Aku mengeratkan jaket pink pastel yang kukenakan, cuaca pagi ini cukup bagus, setidaknya tak akan mempengaruhi mood. Ternyata aku tidak sadar jika aku sendiri mengikuti nasehat lelaki itu untuk terus membawa jaket, tak tau ini sebenarnya otak dan hatiku tidak sinkron atau memang aku yang tidak menyadarinya. Biarlah, toh tidak ada salahnya juga membawa jaket.

Kedua netraku menyapu seisi bus, pantas saja ada yang terasa kurang dan janggal. Rupanya, lelaki dengan earphonenya itu tidak ada di kursi sebrang. Entahlah, mengapa pula suasana bus pagi ini terasa ramai, jadi sedikit berdesakan. Untungnya aku sempat kebagian kursi duduk. Semenit berlalu, aku yakin dalam hitungan detik sang supir akan menarik pedal dan melajukan bus bernomor 07 ini.

Tapi... kenapa hatiku agak resah ya? Padahal biasanya tidak begini, aku terus-terusan melirik kursi sebrang yang sudah di tempati oleh seorang anak kecil. Rasanya aneh saja kalau bukan Harsa yang menduduki.

Namun kegelisahan itu salah. Salah besar. Orang yang sedari tadi berkeliaran di dalam pikiranku akhirnya muncul. Dia menyapa supir dengan senyuman khas, membenahkan posisi ranselnya sambil mengatur napas. Aku tidak yakin saat itu, apakah aku sadar bahwa detik itu pula aku ikut menarik senyuman simpul disana.

Selesai, setelahnya bus bernomor 07 sungguh bergerak. Kulihat lelaki itu celingukan, dia segera berlari kecil kearahku. Sejurus kemudian, dia meraih pegangan bus yang bergantung rapi sambil menyapa hangat.

"Selamat pagi, Luna!"

Kalau boleh jujur, sejak aku mengetahui rahasia kecil itu dua hari lalu, lelaki pemilik nama Harsa Astama lah yang mengisi kekosongan di otakku setiap detiknya.

Huft... sial!

Sekitar sepuluh menit berlalu, tanpa di rasa pula satu persatu penumpang bergiliran untuk turun, kursi di sebelahku sempurna kosong. Tepat saat itu pula, pemuda Astama yang sedari tadi kuperhatikan mengambil tempat.

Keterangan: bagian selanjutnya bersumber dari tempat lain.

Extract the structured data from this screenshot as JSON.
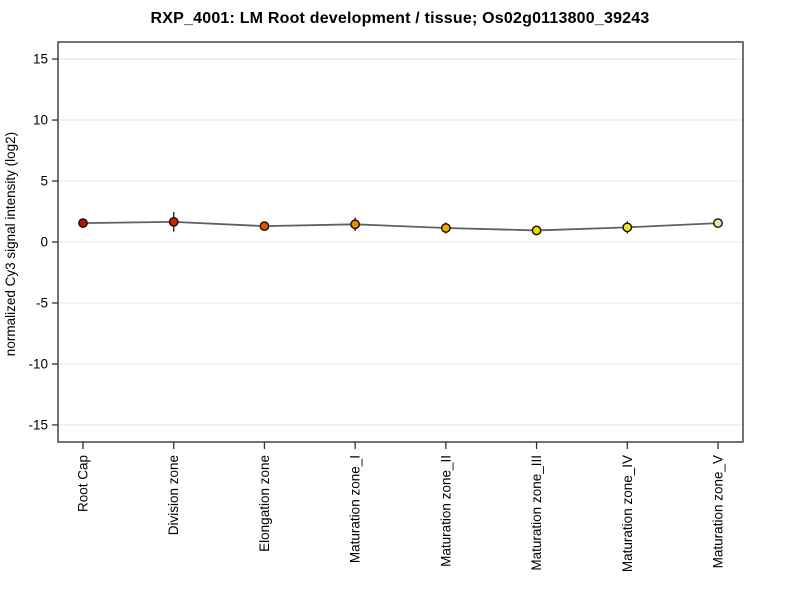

"Sudah sarapan?" tanyanya begitu saja. Aku mengangguk canggung, sebenarnya banyak sekali pertanyaan yang ingin kutanyakan pada lelaki itu, tapi apa boleh buat? kami dekat saja tidak.

"Oh iya, kalau kupikir-pikir kita belum berkenalan dengan benar ya? hanya tau raga masing-masing, bukan?" Tidak tau, aku refleks terkekeh sambil mengangguk setuju.

"Namaku Harsa Astama, dari sekolah Nusantara. Dan kamu pastinya Luna, kan? Aku tau namamu dari berkas tes ujian tahun lalu. Bukankah dulu kamu pernah ikut tes masuk ke SMA Nusantara?"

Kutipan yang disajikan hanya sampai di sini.